E.T. wasn't just any film — it was a film that showed me what movies could really be for a child of eight years old. I remember as a kid that when E.T. and Elliot (Henry Thomas) road that BMX bike into the sky to escape men in black trying to get to them. It felt like they went right through the screen and into the air above the drive-in. It was a bit surreal to me at the time. I have held that memory with me ever since, and I'll never forget it.
That famous line from the film uttered by an animatronic alien, E.T., will also be indelibly stuck in my brain forever. "E.T. Phone Home." Any kid or adult watching that film that didn't cry is just not human because I balled my eyes out when I watched it. Shows like Stranger Things have adopted a little of the nostalgia of what E.T. the Extra-Terrestrial is, but nothing will ever replace this film in the annals of history.
I loved the cast, from Dee Wallace as the overprotective mother to Thomas Howell as the big brother and who couldn't forget little, at the time, Drew Barrymore as the sister who dressed E.T. up as a girl and fed him Reese's Pieces. Now Reese's Pieces are synonymous with this film. Peter Coyote played the secret agent trying to capture E.T., and he did as great as this character.
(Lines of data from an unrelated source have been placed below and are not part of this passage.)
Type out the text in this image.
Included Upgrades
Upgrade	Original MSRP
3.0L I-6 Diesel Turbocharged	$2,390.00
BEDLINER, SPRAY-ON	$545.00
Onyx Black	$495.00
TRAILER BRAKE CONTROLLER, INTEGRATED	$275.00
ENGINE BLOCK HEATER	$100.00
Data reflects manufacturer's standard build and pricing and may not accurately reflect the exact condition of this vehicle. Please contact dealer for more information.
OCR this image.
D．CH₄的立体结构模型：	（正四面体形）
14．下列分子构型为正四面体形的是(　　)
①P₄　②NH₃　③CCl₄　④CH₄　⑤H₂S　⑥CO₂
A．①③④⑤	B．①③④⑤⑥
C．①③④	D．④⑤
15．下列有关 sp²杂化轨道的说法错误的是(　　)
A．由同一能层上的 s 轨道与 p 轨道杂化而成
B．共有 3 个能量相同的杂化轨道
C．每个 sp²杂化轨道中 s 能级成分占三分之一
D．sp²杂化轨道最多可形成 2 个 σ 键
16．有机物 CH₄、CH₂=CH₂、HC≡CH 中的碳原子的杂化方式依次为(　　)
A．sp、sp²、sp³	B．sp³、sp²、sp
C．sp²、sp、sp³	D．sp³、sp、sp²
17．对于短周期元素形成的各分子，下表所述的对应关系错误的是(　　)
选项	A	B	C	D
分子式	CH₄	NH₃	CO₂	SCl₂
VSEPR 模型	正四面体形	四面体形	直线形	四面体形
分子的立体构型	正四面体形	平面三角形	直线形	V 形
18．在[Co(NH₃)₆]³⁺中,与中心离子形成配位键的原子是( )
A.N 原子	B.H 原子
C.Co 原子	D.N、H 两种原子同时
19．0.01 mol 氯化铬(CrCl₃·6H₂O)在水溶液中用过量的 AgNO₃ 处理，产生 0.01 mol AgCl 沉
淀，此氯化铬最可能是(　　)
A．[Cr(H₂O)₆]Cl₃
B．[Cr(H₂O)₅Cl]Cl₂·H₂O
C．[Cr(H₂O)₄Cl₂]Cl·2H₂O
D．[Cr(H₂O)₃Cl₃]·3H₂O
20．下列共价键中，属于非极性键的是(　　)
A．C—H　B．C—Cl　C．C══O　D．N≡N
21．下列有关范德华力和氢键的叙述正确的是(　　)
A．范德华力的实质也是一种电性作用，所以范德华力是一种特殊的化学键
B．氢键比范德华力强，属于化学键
He played a good villain at the time.
Many people make a big deal about physical media editions of this film being altered because the guns were taken away, but no DVD, Blu-Ray, or 4K will ever take away what was etched in my memory as a child. At the time, the guns were necessary to help the story. I understand they may have been a bit overkill, but they worked in the context of the story. The producers and filmmakers made a tough choice, but I think it was right.
My second favorite filmmaker is Steven Spielberg. As a kid, I got to see Jaws, Close Encounters of the Third Kind, and Raiders of the Lost Ark, but my favorite of his films will always be E.T. the Extra-Terrestrial. He was able to bring something out in me no movie had ever done before: genuine emotion, from crying sadness to joyful happiness and, at times, anger. This film brought out every emotion in me as a child. That is what great filmmaking should be able to do.
One of Spielberg's frequent collaborators is John Williams. At the time, he was the conductor of the Boston Pops. Another annual gathering for my family would be once again to load all the kids in the car, head to Boston, and get our spot on the grass at the Esplanade, where we would get to hear the Boston Pops perform for free every Fourth of July. And so I was very familiar with this man's work, but the E.T. theme was like magic to my ears, and it's still one of the most iconic themes of John Williams's career, in my opinion.
On the week of the fortieth anniversary of E.T., I implore everyone young and old — if you've seen the film or not — to watch this absolute classic. Maybe it will bring you the emotions it brought me as an eight-year-old little boy looking for magic which I found on the big screen at that drive-in cinema. The cast, the filmmaker, and the composer brought me one of the most enjoyable cinematic experiences of my entire life, and I will never forget that moment in time.